Cano Petroleum Inc., Fort Worth, Texas, (NYSE Amex: CFW) has provided an update regarding its ongoing strategic alternatives review and a cash-flow maximization plan for the near-term.

Upon the termination of its merger agreement with Resaca Exploitation Inc., Houston, (London AIM: RSOX, RSX), the company altered its operating strategy from growth mode to a cash maximization mode. As part of this effort, Cano proceeded to reduce field-level and corporate general and administrative expenses.

The company has reduced the size of its board from six independent directors to two independent directors. The independent directors remaining are Donald W. Niemiec and Garret Smith. The company has also implemented staffing reductions as part of reducing its overall general and administrative expense. Additionally, certain field level expenses which solely served the company's growth strategy have been eliminated, thus increasing the company's net cash flows.

Cano chairman and chief executive Jeff Johnson says, "We would like to thank our former directors Bill Powell, David Wehlmann, Randall Boyd and Bob Gaudin for their service to Cano and its shareholders. I am proud of the steps that our board and employees have taken to streamline processes and reduce costs."
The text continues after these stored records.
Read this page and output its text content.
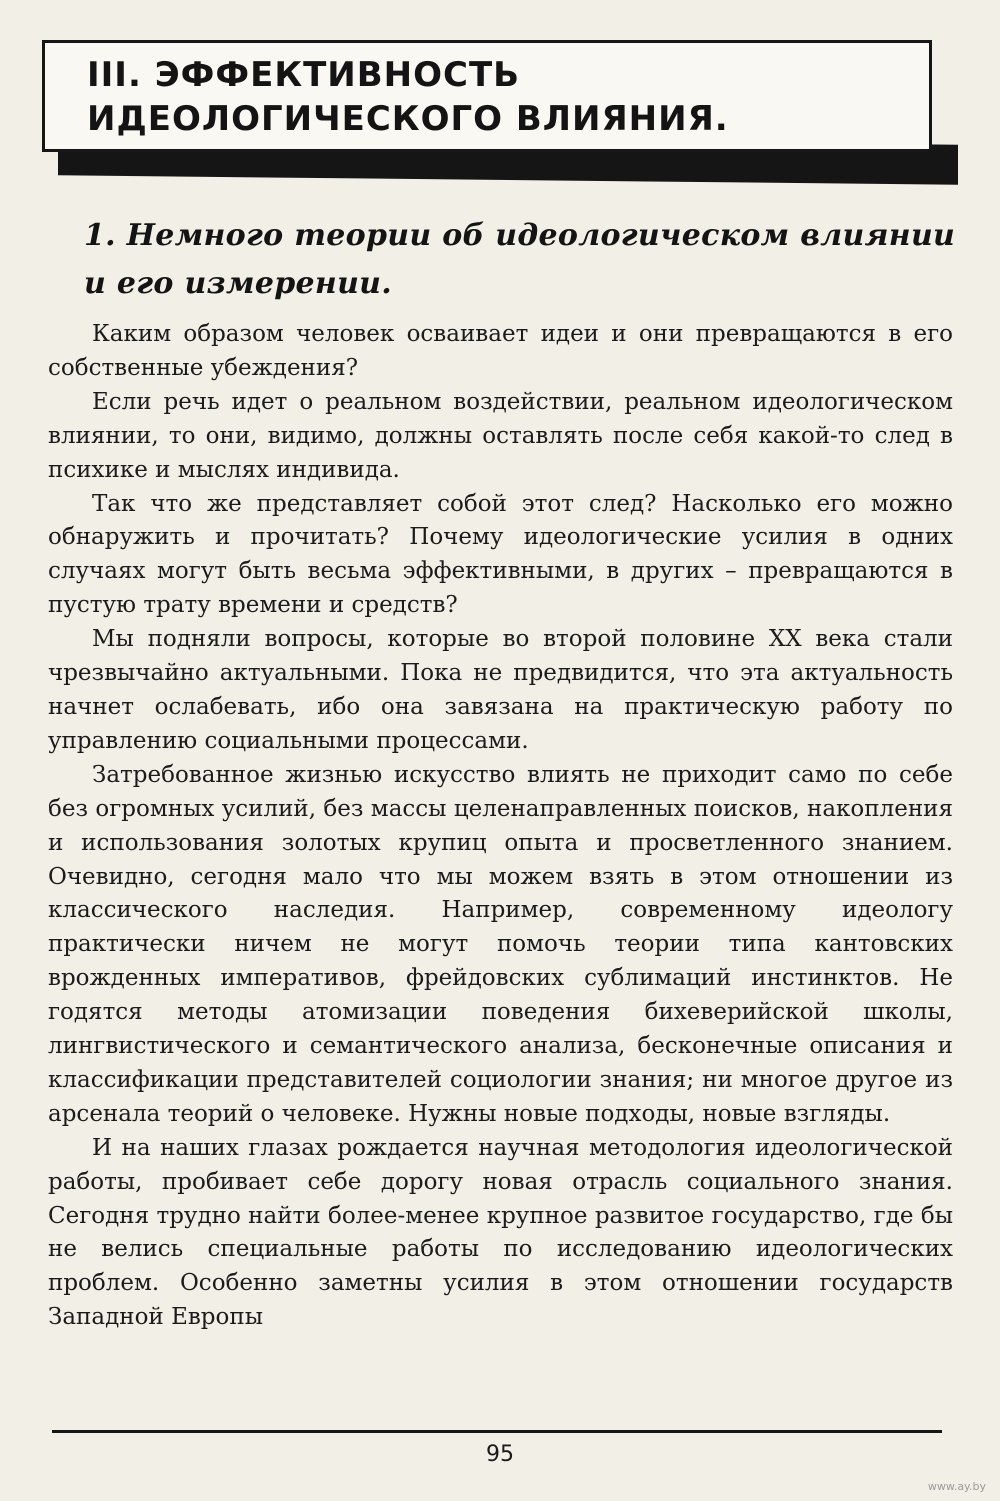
III. ЭФФЕКТИВНОСТЬ ИДЕОЛОГИЧЕСКОГО ВЛИЯНИЯ.
1. Немного теории об идеологическом влиянии и его измерении.

Каким образом человек осваивает идеи и они превращаются в его собственные убеждения?

Если речь идет о реальном воздействии, реальном идеологическом влиянии, то они, видимо, должны оставлять после себя какой-то след в психике и мыслях индивида.

Так что же представляет собой этот след? Насколько его можно обнаружить и прочитать? Почему идеологические усилия в одних случаях могут быть весьма эффективными, в других – превращаются в пустую трату времени и средств?

Мы подняли вопросы, которые во второй половине XX века стали чрезвычайно актуальными. Пока не предвидится, что эта актуальность начнет ослабевать, ибо она завязана на практическую работу по управлению социальными процессами.

Затребованное жизнью искусство влиять не приходит само по себе без огромных усилий, без массы целенаправленных поисков, накопления и использования золотых крупиц опыта и просветленного знанием. Очевидно, сегодня мало что мы можем взять в этом отношении из классического наследия. Например, современному идеологу практически ничем не могут помочь теории типа кантовских врожденных императивов, фрейдовских сублимаций инстинктов. Не годятся методы атомизации поведения бихеверийской школы, лингвистического и семантического анализа, бесконечные описания и классификации представителей социологии знания; ни многое другое из арсенала теорий о человеке. Нужны новые подходы, новые взгляды.

И на наших глазах рождается научная методология идеологической работы, пробивает себе дорогу новая отрасль социального знания. Сегодня трудно найти более-менее крупное развитое государство, где бы не велись специальные работы по исследованию идеологических проблем. Особенно заметны усилия в этом отношении государств Западной Европы

95
www.ay.by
On Sept. 24, Cano's lenders delivered a reservation of rights letter in response to its inability to deliver a letter of intent as specified in a forbearance agreement. Presently, the lenders have not taken any action in conjunction with the delivery of this letter. While Cano is in compliance with its asset coverage ratio covenant and continues to meet its secured indebtedness interest payment obligations, the company is not in compliance with its debt to EBITDA and EBITDA to interest covenants.

Per the NYSE Amex Company Guide, Section 610(b), Cano is providing a press release notification of the fact that its auditor, Hein & Associates, rendered a going concern opinion for the company. This opinion was previously disclosed in its Form 10K filing for the period ended June 30.

Cano has oil and gas operations in Texas, Oklahoma and New Mexico.